Tiranos são eles todos. Não é mais um que outro. Não há demónios a leste mais diabólicos que os demónios a oeste. Não há heróis libertadores da praça pública dos passarinhos azuis mais confiáveis que qualquer estátua de bronze no país da bandeira bicolor. Carne é o que somos para eles todos, dispensável, supérflua, para canhão ou para a barriga do lobo.
Quem nos grita que isto é uma guerra, seja ela qual for, seja qual for a trincheira, é sempre quem nos merece desconfiança!
O que nos sobra? Impotência e revolta? Conformismo e cansaço?
Haverá trincheira que mereça o vivermos em lodo, lama e vermes?
Lembro sempre de 1914. Que podia ter sido 1917, 1918, 1945 quando as forças aliadas lançaram últimas vagas de destruição total.
Valeu a pena?
Em 1914, no Natal, “surgiu um sentimento pacífico espontâneo nas zonas de guerra, quando as tropas de todos os exércitos europeus celebravam o nascimento do Salvador.
(…) Na manhã seguinte, soldados alemães deslocaram-se até à linha de arame farpado britânico e soldados ingleses foram ao encontro deles. ‘Pareceram ser muito amigáveis e trocámos lembranças, estrelas para os bonés, insígnias, etc.’, anotou Hulse. Os ingleses ofereceram aos alemães pudins de ameixa, ‘de que eles gostaram muito’.
(…) A Legião Estrangeira Francesa estava numa parte da linha onde a luta se interrompeu, os que tinham sepultado os corpos voltaram ao trabalho e foram trocados tabaco e chocolates. Entre os legionários estava Victor Chapman, um americano que se tinha graduado em Harvard em 1913. ‘Durante todo o dia não houve troca de tiros, e na noite passada a tranquilidade foi absoluta’, escreveu aos seus pais a 26 de Dezembro, ‘mas no entanto fomos instados a estar alerta. Esta manhã, Nedim, um turco pitoresco e acriançado, começou de novo a erguer-se na trincheira e a gritar para o outro lado. Vesconsoledoss, um cauteloso português, disse-lhe que não se expusesse daquele modo, e então, e porque falava alemão, fez alguns comentários mostrando a cabeça. Voltou-se para descer e – caiu! Uma bala tinha-lhe entrado pela parte de trás do crânio: gemidos, uma poça de sangue.’

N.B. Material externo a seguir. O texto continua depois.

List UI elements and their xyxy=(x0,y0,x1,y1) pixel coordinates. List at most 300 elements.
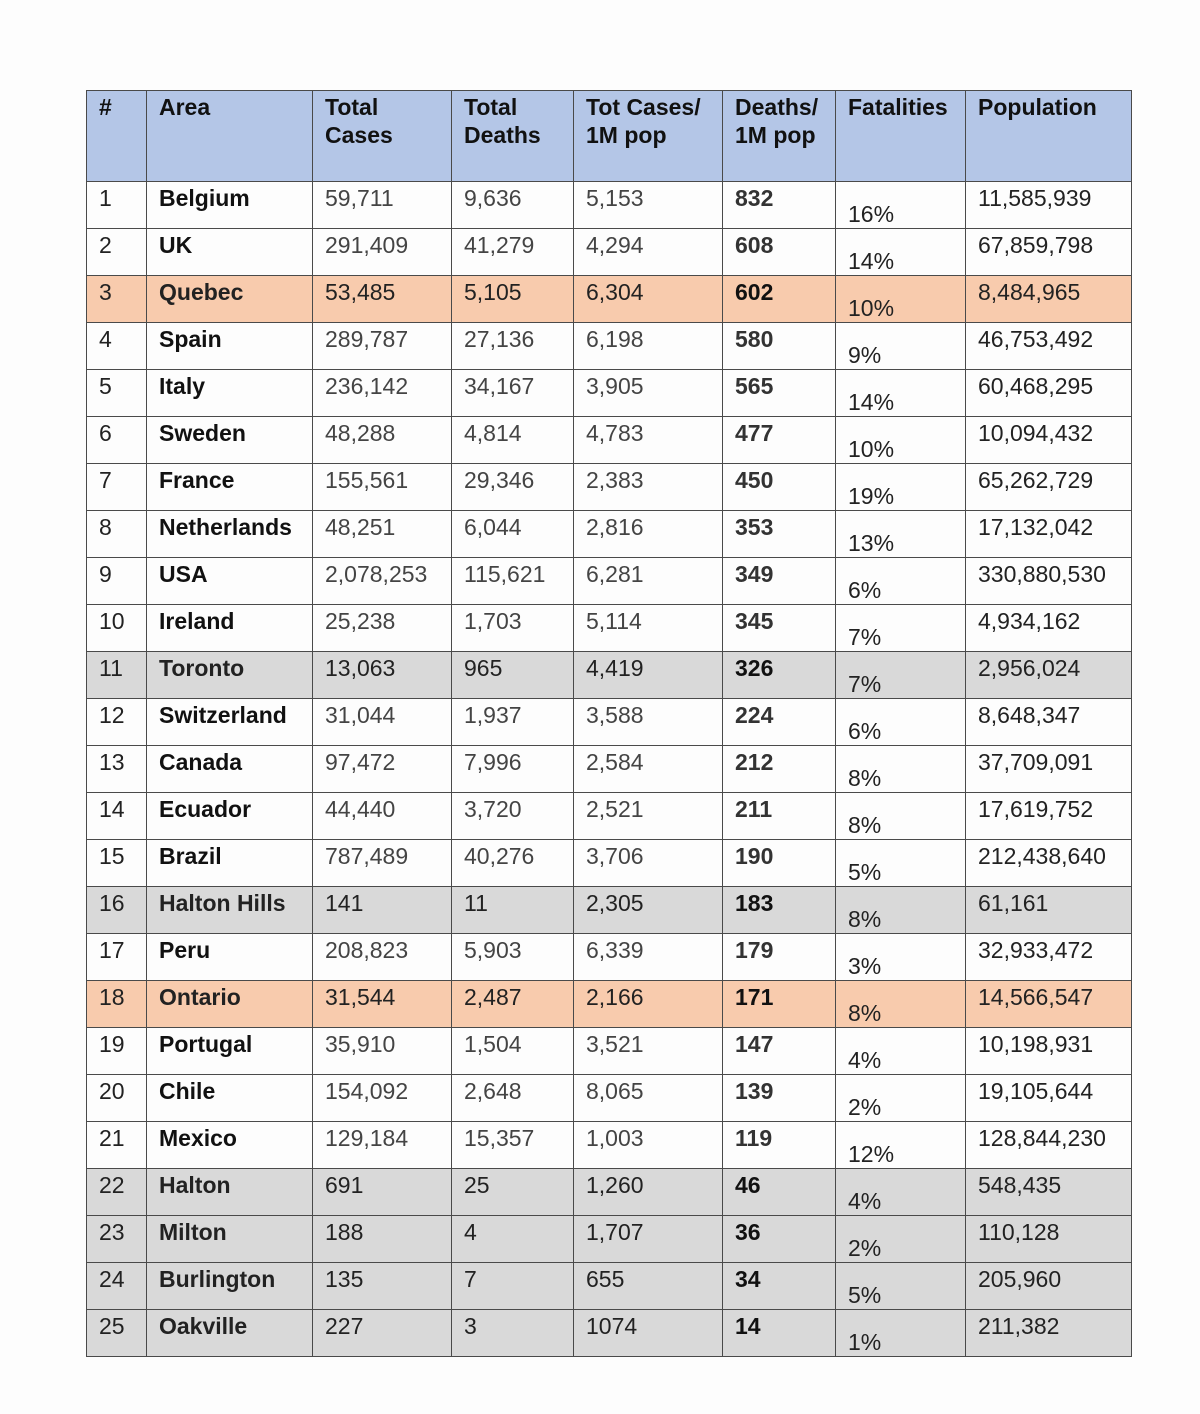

Sir John French recordou mais tarde que quando lhe foi dado conhecimento daquela confraternização, ‘Dei de imediato ordens para evitar qualquer nova ocorrência de tal conduta, e disse aos comandantes locais que deveriam ser estritamente cumpridas, o que teve como resultado um boa quantidade de problemas.'”
Cuidado com quem nos incita a lutar. Cuidado com quem nos diz que é mais humano ou existencial fazê-lo quando, na verdade, o mais humano é sempre trocar cromos e jogar ao berlinde.
Riam. Riam de quem vos manda odiar. Talvez a rir se deixe de ouvir os uivos.
Mariana Santos Martins é arquitecta
N.D. Os textos de opinião expressam apenas as posições dos seus autores, e podem até estar, em alguns casos, nos antípodas das análises, pensamentos e avaliações do director do PÁGINA UM. O trecho citado consta nas páginas 76 a 78 do segundo volume de A Primeira Guerra Mundial, da obra de Martin Gilbert, editada em Portugal pela A Esfera dos Livros em 2007.